Now use both legs for a double knee hug – bring them up one leg at a time (20 seconds).
You can carefully rock the knees towards the chest 10 times.
Lower the legs back to the floor one at a time in bent position.
Stretch 3
Hold your knee with the opposite hand and pull towards that shoulder
Hold the stretch for 20 seconds.

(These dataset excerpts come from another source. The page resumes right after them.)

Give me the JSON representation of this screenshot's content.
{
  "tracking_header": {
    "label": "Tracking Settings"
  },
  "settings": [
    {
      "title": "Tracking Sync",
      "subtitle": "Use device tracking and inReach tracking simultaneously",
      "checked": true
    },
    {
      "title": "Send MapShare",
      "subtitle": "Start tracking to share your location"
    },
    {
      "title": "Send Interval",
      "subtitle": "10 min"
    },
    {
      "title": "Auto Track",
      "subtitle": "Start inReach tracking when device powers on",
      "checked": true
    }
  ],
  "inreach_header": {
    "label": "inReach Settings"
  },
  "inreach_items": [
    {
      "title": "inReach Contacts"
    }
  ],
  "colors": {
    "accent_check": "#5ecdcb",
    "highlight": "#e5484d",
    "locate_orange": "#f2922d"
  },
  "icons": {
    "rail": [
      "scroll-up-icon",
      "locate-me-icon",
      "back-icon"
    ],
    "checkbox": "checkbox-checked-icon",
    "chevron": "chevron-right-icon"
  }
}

Repeat 3 times.
Repeat the same stretch with the other side.
Cease this stretch if it causes any groin pain.
Stretch 4
Lie on your back with knees bent and arms spread to stabilise yourself.
Rock your knees from side to side slowly.
Your hips can move but your shoulders must remain flat.
I advise no more than 45° to either side for acute back pain.
Expect to feel a stretch on the side you are rocking away from.
Stretch 5
Lie on your back and spread out your arms for stability.
Bend one knee up and place carefully over and beyond the other leg. Straighten the leg and hold for about 15 seconds.
Bend the knee again before moving the leg back to the original position.
Repeat twice on each side.
Your hip will lift off the floor with the rotation, but the shoulders should remain flat.